Police admit they have no leads on the possible homicide at 56 Callaberry St., but say they were called to the scene by a-
Huh.
“Detective Brogan!” All the other reporters called him Jake in public. She didn’t. They had to be careful. But she had one more question.
“Detective Brogan, Jane Ryland with a follow-up. You said you have no witnesses and no information. So who called nine-one-one?”
“Miss Ryland, any further information will have to come from Tom O’Day, media relations, at headquarters.” Jake was answering Jane’s question, hiding a smile, of course she would pick up on the crux of this thing, but suddenly Jane wasn’t listening to him. She’d picked up a cell phone call in the middle of a news conference? Who’d be so important? “That’s it, folks. Thank you.”
He turned away from the mics and the lights and the still-clamoring reporters. That was over, at least. With no exploding land mines. It’d be worth some brownie points with the Supe, too, who’d probably monitored the whole thing on that ancient TV in his office. Now on to-he turned to check, couldn’t help it. Jane still had her back to the house, hand cupped over her phone. Who was she talking to so intently?
“Leonard Perl,” DeLuca interrupted his thoughts.
“Huh?” Jake said, turning back to him. “Pearl?”
“P-E-R-L. He’s the landlord, according to the Afterwards dude,” DeLuca said. “Lives in Florida. ‘Fort Something,’ the genius told me.
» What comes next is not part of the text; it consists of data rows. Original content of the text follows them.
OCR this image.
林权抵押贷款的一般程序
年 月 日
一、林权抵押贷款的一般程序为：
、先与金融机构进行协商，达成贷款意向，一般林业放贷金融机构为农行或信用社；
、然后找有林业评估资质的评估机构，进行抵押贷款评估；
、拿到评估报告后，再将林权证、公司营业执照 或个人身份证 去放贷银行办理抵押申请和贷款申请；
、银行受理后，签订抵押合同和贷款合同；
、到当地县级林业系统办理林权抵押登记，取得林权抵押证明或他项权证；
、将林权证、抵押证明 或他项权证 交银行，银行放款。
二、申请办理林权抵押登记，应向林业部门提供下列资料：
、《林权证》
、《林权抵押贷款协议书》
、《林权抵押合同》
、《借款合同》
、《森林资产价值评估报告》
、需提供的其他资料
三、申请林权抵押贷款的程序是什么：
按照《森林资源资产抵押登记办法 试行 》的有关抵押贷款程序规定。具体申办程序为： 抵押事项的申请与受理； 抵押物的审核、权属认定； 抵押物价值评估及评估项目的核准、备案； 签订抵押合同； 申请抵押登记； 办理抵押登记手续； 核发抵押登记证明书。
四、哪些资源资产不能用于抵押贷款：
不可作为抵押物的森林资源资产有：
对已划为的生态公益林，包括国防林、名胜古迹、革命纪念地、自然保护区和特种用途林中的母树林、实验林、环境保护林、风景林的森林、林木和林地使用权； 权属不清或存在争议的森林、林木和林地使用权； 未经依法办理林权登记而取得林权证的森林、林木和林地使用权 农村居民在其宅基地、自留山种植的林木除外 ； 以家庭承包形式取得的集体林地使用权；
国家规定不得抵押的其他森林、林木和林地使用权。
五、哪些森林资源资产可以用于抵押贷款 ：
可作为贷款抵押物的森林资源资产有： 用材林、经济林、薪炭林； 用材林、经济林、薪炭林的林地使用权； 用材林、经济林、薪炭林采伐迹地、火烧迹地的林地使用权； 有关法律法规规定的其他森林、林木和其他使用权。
So, case closed. We find this Leonard Perl, get the four-one-one on his tenant, track down her ex-husband or whatever, read ’im his rights, go home, and watch Law and Order. DeLuca and Brogan score again.”
“Detectives?” Kat McMahan trotted across the first floor landing and down the stairway, white lab coat flapping over her T-shirt and scrubs, her latex gloves not touching the walls or the banister. “Can you come upstairs again? I need to show you something.”
12
“Can we go now? Please?” Kellianne Sessions gripped both hands over the back of the front seat, pleading with her older brother as he got into their van. Kev had joined the group of neighbors who arrived to check out the reporters while Keefer had stayed in the front seat, obliv, glued to his iPod. She’d sat through the whole news conference, sulking, sinking into her parka. Trapped, totally, by this whole thing. People had to die for them to get paid. How sick was that?
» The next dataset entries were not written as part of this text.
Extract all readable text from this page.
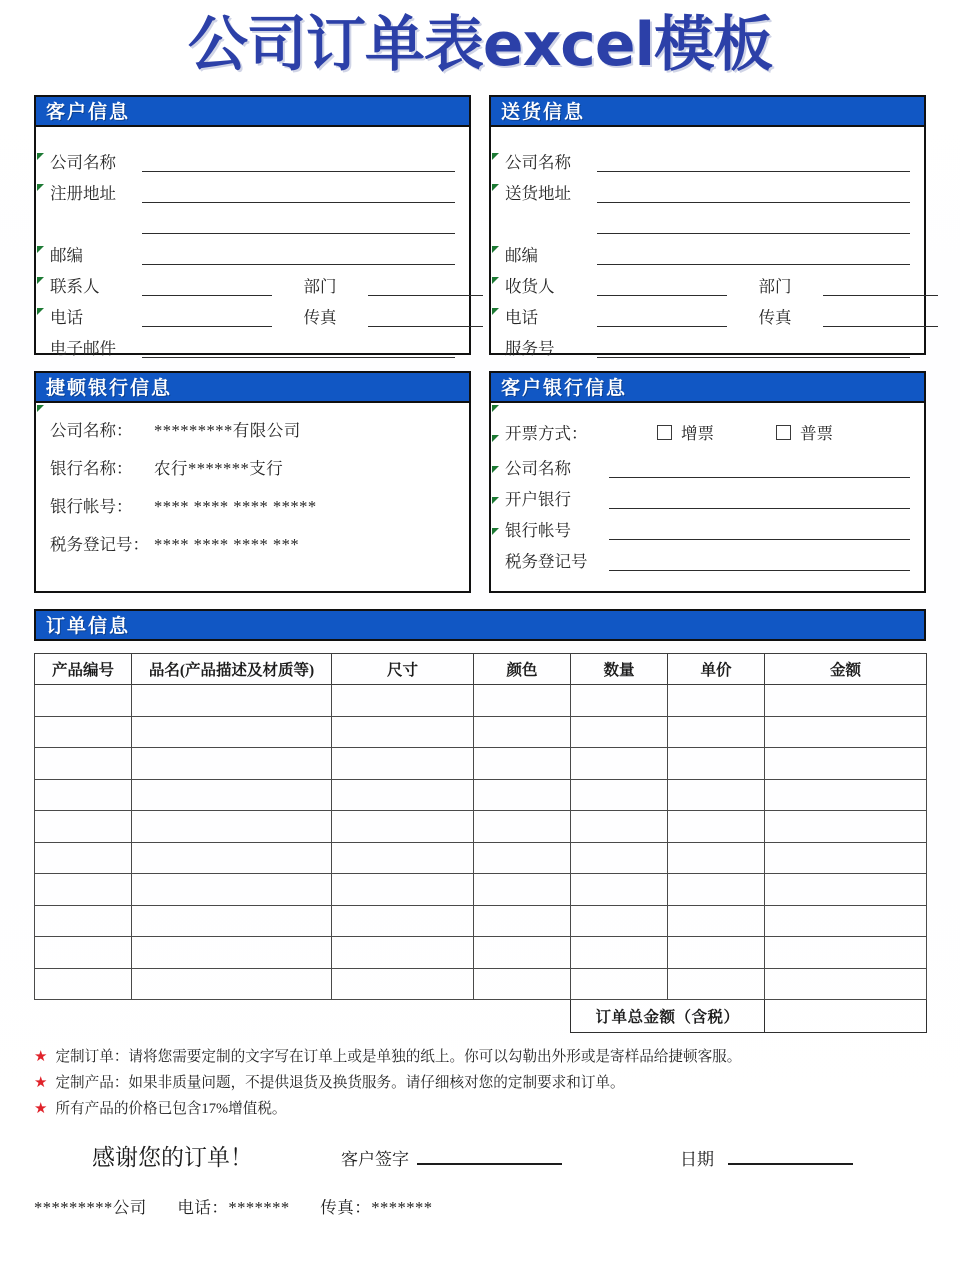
公司订单表excel模板
客户信息
公司名称
注册地址
邮编
联系人	部门
电话	传真
电子邮件
送货信息
公司名称
送货地址
邮编
收货人	部门
电话	传真
服务号
捷顿银行信息
公司名称：	*********有限公司
银行名称：	农行*******支行
银行帐号：	**** **** **** *****
税务登记号： **** **** **** ***
客户银行信息
开票方式：	增票	普票
公司名称
开户银行
银行帐号
税务登记号
订单信息
产品编号	品名(产品描述及材质等)	尺寸	颜色	数量	单价	金额

				订单总金额（含税）		
★ 定制订单：请将您需要定制的文字写在订单上或是单独的纸上。你可以勾勒出外形或是寄样品给捷顿客服。
★ 定制产品：如果非质量问题，不提供退货及换货服务。请仔细核对您的定制要求和订单。
★ 所有产品的价格已包含17%增值税。
感谢您的订单！	客户签字	日期
*********公司 电话：******* 传真：*******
She’d probably wind up with some disease from all the junk they had to use to clean up after somebody who died. Whatever got rid of the stench and the crud, had to, like, eat away at your lungs and blood when you breathed it in. Sometimes the death smell stuck in her nose no matter what she did. She knew people looked at her funny. The smell was always part of her.
“What’s the prob, Kel?” Kevin slammed the driver’s side door. “You got a big date or something? He can wait. Then you can tell him all about your latest cleanup job. Bet the guys go nuts over that. You’re the queen-a-death.”
Jerk. She kicked the front seat with her boot for punctuation.
“Huh?” Keefer turned around, eyes wide, yanking out one earbud.
“Ignore her,” Kevin told him. “Here’s the drill. We’ll wait till the cops leave, then go in and scope out the place. The landlord’s guy got a key for us. We gotta see what there is, what we need to bring. We gotta call the landlord and give him the estimate-he’s got insurance, so we’re golden.”
“Oh, right.” Kellianne rolled her eyes. The estimate. Like that was reality.
“Then we’ll book. And you can head off to meet Prince Charming.”